TAIPEI: A China-based Taiwanese singer who has called for reunification with the mainland drew public ire after returning to his homeland for an operation that could cost taxpayers tens of thousands of dollars.
Huang An has styled himself as a “Taiwan independence buster”, publicly criticising fellow pop stars who appear opposed to reunification with China, where he has lived for more than 15 years.
But on Thursday he returned to Taiwan on a charter flight for an eight-hour heart operation that local media estimated could cost up to Tw$800,000 ($24,240) — most of which would be covered under the island’s universal healthcare system.
“Mr Huang must not be confident in the level of healthcare where he lives,” Huang Wei-che of the Beijing-sceptic Democratic People’s Party told reporters in Taipei.
“Otherwise why would he want to come back to take advantage of Taiwan’s universal health insurance, despite his controversial arguments in China?”
The event also sparked debate on social media, where many called for the government to change the rules around who is covered by the national health insurance.
“A traitor deserves our resources? He should go back to China — a man who betrayed his country only to please China has no right to be treated using Taiwan’s medical resources,” wrote Chia Chi Chang on Apple Daily newspaper’s Facebook page.

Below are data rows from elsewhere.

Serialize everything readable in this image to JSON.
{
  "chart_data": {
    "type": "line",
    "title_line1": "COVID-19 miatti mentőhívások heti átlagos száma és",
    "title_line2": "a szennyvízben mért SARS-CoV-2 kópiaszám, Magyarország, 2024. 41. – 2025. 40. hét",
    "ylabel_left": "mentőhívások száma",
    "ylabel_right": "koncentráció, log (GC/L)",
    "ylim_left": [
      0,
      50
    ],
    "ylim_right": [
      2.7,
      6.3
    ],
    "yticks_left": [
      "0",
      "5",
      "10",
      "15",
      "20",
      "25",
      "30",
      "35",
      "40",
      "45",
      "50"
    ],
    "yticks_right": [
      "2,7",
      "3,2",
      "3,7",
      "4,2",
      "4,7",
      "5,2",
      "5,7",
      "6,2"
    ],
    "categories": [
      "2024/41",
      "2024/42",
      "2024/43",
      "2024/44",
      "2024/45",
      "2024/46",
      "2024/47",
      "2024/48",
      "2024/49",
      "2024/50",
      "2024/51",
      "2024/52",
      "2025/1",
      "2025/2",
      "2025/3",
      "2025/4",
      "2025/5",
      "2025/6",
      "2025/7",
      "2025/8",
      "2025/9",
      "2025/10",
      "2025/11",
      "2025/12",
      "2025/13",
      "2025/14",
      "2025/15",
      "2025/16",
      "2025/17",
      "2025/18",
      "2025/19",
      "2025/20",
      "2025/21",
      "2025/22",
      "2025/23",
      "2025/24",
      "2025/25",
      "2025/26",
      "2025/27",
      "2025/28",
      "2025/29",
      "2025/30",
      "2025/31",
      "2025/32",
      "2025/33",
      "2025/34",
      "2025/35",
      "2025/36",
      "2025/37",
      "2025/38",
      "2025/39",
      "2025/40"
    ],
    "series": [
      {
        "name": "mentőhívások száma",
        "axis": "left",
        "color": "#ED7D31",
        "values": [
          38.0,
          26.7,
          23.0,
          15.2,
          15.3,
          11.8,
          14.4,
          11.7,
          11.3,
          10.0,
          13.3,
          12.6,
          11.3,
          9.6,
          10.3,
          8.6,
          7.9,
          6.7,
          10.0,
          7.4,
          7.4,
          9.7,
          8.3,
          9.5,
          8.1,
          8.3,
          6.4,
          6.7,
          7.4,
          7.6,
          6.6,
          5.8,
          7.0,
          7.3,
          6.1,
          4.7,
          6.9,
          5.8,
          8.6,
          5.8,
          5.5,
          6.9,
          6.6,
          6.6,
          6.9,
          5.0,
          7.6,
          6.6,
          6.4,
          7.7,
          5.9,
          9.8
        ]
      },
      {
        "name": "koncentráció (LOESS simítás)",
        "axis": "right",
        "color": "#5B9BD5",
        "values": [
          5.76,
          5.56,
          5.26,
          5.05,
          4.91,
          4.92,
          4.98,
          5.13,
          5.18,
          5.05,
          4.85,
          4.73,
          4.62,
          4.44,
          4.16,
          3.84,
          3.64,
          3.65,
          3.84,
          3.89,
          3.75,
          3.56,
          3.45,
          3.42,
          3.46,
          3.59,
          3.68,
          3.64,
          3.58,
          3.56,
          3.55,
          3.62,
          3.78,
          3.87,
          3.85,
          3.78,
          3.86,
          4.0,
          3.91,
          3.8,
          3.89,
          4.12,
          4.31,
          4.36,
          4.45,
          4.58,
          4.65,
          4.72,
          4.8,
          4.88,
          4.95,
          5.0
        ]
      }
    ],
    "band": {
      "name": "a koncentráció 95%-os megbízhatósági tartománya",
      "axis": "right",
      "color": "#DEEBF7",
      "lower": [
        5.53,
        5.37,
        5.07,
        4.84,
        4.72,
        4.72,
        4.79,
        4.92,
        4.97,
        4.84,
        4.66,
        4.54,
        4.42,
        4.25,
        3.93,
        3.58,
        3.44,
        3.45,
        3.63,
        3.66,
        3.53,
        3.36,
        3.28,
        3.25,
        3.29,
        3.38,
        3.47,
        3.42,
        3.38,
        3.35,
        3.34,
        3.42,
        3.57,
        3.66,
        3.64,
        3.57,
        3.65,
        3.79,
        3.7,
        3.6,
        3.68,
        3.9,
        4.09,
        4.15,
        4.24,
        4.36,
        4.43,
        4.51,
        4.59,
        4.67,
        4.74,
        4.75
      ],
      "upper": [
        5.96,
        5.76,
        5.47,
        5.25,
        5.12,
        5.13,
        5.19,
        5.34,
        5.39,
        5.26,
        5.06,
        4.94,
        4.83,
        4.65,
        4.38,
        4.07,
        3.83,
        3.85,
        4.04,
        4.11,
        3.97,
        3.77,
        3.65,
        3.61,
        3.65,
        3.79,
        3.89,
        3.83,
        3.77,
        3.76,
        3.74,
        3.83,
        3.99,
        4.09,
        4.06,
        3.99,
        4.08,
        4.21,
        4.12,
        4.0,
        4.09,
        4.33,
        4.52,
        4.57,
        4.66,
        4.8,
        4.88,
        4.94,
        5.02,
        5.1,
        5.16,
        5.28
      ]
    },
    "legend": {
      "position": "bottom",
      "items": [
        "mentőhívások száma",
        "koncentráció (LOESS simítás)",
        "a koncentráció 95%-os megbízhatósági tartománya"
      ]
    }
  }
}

Huang made news in January after he posted a video online of 16-year-old K-Pop singer Chou Tzu-yu waving a Taiwanese flag, stoking anger in China and accusations Chou was a pro-independence advocate.
China is a key market for Korean music and Chou was forced to apologise, but in Taiwan public anger was largely directed towards Huang.
Huang, who is also a television host and writer, moved to Beijing in the late 1990s after his star faded at home.
China and Taiwan split in 1949 after a civil war but Beijing still considers the self-ruled island part of its territory awaiting reunification — by force if necessary.
Tensions eased under president Ma Ying-jeou of the Beijing-friendly Kuomintang party, which had ruled the island for almost all of its modern history.
But relations cooled when the Democratic Progressive Party claimed a landslide victory in January elections, with anti-China sentiment a large part of its rise.